SFEBES2019 ORAL POSTER PRESENTATIONS Metabolism and Obesity (4 abstracts)
1OCDEM, University of Oxford, Oxford, UK; 2Research and Development Department of TissueGnostics GmbH, Vienna, Austria; 3Medical Research Council Mammalian Genetics Unit and Mary Lyon Centre, Medical Research Council Harwell Institute, Harwell Science and Innovation Campus, Didcot, UK; 4Institute of Pathophysiology and Allergy Research, Medical University of Vienna, Vienna, Austria
The calcium-sensing-receptor (CaSR) is a G-protein-coupled receptor that plays a fundamental role in extracellular calcium homeostasis, but is also implicated in non-calcitropic disorders including colon cancer and asthma. In addition, CaSR is highly expressed in pancreatic islets where it has a role in insulin secretion.

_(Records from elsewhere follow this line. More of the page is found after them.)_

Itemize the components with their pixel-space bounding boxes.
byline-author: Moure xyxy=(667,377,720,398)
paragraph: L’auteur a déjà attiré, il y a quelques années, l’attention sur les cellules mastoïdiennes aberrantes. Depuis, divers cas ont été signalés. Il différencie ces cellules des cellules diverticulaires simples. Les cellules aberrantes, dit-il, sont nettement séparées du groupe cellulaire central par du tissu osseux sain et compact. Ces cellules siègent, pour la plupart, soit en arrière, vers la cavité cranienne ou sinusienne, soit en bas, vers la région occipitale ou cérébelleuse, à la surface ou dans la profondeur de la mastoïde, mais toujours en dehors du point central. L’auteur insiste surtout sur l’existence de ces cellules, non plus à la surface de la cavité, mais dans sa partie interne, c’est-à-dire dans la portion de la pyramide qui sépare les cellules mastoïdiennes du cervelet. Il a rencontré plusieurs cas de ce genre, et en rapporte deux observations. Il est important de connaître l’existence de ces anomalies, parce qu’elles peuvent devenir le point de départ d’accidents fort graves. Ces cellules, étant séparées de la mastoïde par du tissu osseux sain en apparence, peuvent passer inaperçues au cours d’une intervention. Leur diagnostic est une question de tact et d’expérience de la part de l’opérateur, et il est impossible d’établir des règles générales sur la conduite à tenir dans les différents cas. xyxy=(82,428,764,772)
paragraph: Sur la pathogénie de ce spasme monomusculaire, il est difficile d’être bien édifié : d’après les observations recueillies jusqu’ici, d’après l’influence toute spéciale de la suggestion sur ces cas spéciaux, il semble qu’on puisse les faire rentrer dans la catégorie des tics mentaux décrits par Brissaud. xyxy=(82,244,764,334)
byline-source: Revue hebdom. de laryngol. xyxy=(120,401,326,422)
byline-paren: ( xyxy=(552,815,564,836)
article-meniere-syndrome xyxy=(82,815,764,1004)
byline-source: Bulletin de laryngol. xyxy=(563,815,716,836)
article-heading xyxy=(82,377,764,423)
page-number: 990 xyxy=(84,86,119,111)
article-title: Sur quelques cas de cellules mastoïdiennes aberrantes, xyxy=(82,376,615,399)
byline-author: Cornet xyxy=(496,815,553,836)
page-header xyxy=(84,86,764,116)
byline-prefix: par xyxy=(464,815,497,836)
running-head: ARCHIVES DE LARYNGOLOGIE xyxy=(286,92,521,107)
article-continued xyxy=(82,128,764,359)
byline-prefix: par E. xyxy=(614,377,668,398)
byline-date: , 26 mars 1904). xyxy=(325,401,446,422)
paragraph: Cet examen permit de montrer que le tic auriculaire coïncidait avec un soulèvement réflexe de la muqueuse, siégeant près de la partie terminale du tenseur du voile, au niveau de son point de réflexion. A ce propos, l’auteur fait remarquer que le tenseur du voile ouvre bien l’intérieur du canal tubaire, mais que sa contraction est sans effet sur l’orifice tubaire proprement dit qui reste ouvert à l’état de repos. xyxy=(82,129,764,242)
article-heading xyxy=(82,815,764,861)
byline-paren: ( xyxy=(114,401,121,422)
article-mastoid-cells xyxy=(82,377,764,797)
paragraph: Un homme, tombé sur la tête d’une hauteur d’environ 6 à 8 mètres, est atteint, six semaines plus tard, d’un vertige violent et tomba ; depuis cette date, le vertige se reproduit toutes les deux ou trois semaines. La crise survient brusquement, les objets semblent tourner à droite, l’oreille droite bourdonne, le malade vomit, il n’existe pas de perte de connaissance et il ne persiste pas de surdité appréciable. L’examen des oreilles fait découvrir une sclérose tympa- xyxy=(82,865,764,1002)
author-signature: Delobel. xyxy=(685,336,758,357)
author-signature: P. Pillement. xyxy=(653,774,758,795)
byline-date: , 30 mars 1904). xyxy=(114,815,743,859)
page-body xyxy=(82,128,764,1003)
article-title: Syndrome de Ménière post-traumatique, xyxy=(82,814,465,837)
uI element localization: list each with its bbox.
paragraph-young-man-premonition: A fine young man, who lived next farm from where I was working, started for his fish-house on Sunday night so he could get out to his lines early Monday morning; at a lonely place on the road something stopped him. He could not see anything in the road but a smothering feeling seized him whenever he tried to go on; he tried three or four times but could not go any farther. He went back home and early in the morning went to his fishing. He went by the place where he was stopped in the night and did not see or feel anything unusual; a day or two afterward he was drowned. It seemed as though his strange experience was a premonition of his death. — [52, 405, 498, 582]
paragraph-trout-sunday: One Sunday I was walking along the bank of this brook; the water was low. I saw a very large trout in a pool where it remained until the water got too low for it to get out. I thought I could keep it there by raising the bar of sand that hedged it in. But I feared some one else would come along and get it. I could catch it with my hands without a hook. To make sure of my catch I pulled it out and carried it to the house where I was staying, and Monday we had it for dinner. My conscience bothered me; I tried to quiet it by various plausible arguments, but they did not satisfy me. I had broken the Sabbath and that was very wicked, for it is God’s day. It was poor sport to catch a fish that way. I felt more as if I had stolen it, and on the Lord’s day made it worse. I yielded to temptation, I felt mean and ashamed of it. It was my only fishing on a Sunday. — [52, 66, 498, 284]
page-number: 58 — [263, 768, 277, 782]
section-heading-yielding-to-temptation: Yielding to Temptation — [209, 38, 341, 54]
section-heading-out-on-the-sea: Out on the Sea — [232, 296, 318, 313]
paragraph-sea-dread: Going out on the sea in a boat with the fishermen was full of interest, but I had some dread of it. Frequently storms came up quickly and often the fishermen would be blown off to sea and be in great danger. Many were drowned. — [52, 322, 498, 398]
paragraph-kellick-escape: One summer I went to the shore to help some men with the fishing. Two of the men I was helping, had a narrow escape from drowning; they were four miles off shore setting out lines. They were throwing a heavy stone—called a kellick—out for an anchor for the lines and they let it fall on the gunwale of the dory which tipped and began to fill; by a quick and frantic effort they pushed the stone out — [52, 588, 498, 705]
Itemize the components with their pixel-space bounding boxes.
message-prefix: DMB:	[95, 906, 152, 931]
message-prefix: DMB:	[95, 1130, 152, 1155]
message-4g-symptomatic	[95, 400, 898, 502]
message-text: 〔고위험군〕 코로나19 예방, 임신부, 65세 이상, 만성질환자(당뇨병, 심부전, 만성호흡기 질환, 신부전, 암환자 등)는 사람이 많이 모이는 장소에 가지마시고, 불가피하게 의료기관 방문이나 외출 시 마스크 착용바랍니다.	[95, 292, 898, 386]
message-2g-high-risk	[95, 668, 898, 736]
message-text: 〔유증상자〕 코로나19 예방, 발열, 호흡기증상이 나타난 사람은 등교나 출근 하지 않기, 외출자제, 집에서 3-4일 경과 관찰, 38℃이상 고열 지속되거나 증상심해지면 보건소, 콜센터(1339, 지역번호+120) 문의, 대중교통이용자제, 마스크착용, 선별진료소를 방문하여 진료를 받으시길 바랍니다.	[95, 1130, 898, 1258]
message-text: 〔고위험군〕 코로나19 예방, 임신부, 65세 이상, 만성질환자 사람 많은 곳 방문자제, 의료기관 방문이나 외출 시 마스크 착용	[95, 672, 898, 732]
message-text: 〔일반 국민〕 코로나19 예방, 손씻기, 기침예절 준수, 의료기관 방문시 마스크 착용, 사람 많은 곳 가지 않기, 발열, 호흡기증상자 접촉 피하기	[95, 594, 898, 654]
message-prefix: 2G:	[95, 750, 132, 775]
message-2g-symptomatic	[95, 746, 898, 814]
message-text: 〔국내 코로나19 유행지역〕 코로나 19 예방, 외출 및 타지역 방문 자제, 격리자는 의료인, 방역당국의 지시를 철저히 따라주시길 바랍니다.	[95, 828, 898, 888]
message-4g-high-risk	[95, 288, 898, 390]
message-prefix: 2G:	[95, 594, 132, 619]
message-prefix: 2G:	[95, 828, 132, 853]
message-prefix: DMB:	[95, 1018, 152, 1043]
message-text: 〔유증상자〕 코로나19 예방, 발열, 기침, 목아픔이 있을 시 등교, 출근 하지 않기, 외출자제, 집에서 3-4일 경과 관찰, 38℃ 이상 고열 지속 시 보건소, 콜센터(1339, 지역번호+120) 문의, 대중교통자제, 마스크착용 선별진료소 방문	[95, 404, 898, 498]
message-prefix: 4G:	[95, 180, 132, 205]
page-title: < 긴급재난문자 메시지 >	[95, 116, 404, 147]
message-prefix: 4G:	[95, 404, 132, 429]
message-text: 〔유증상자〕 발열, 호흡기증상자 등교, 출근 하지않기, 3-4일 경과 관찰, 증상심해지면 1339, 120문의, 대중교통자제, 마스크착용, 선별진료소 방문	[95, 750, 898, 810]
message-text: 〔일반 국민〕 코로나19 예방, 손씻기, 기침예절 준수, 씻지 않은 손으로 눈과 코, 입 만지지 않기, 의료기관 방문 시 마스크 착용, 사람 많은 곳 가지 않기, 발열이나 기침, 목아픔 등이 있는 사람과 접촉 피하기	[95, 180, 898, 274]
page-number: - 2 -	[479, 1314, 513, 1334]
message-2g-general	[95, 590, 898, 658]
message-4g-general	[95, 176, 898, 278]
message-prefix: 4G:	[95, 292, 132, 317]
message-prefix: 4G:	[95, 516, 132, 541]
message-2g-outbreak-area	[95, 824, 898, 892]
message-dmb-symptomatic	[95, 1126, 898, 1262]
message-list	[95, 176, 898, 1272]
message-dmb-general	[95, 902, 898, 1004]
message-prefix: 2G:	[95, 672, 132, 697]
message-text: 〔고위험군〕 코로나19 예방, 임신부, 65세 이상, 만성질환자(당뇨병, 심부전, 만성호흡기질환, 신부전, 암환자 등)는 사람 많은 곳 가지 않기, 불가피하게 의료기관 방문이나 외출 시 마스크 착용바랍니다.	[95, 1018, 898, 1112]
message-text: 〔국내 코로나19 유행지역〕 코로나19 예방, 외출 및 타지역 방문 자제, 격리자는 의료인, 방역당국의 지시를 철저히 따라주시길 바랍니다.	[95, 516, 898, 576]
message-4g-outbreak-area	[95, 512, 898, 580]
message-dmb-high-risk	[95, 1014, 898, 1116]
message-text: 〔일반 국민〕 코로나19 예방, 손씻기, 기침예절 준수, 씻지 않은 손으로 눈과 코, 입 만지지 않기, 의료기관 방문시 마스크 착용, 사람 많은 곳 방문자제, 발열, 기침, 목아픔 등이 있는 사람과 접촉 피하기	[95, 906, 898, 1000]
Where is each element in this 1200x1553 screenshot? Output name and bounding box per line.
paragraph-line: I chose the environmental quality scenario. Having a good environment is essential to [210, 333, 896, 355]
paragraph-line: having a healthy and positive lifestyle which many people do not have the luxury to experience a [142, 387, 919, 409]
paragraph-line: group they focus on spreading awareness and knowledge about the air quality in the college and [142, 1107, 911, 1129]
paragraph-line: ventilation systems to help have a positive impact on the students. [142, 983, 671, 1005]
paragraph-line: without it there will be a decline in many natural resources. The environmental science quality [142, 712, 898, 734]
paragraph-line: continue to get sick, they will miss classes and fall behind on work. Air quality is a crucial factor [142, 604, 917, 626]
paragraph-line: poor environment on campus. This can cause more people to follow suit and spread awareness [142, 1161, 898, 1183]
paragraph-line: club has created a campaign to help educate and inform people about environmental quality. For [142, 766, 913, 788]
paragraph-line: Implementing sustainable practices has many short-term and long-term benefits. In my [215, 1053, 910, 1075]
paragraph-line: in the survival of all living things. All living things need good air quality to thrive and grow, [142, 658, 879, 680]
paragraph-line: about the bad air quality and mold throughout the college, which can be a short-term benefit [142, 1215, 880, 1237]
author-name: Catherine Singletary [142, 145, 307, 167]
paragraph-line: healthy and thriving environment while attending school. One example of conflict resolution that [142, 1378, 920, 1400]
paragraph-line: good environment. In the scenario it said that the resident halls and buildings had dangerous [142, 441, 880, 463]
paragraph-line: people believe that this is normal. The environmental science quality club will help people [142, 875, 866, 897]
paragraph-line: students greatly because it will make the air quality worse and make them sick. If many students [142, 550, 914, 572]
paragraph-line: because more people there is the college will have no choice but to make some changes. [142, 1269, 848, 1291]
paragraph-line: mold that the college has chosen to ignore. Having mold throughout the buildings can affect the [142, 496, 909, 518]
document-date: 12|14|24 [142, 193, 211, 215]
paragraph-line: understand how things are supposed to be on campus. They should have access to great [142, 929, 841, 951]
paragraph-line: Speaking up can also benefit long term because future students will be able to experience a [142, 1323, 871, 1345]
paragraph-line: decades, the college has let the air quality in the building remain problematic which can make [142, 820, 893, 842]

Patients with gain-of-function CaSR mutations, and mice (referred to as Nuf) with a gain-of-function CaSR mutation (Leu723Gln), develop autosomal dominant hypocalcaemia type-1. Nuf mice also have impaired glucose tolerance, reduced insulin secretion, and decreased pancreatic islet size and proliferation, indicating a role for CaSR in pancreatic islets. Patients with gain-of-function mutations of the Gα11 protein, which mediates CaSR signalling, and mice (referred to as Dsk7) with a gain-of-function Gα11 mutation (Ile62Val), develop ADH2. We therefore investigated Dsk7 mice for defects in glucose metabolism and islet architecture. Wild-type (n=21), heterozygous (n=24) and homozygous (n=9) Dsk7 mice were aged for 14 weeks and intraperitoneal glucose tolerance tests were performed. Heterozygous and homozygous Dsk7 mice, compared to wild-type, were confirmed to have hypocalcaemia (plasma adjusted-calcium of 2.06±0.08 and 1.72±0.08 mmol/l, and 2.37±0.09 mmol/l respectively, P<0.0001), consistent with ADH2. However, significant differences in glucose tolerance were not observed. Pancreatic islet size and number, assessed by haematoxylin and eosin staining of paraffin-embedded tissue sections, did not differ between wild-type (n=10), heterozygous (n=8) and homozygous (n=9) Dsk7 mice. Islet architecture was further studied by immunofluorescence microscopy using antibodies against insulin, glucagon and the proliferation marker Ki-67. Image analyses of >144 islets per genotype (n=8 mice) revealed no difference in α- and β-cell number and proliferation. In conclusion, our findings indicate that Gα11 gain-of-function does not influence glucose homeostasis or pancreatic islet architecture. Thus, the glucose phenotype observed in the Nuf mice is likely transduced by G-proteins other than Gα11, or is due to G-protein independent mechanisms.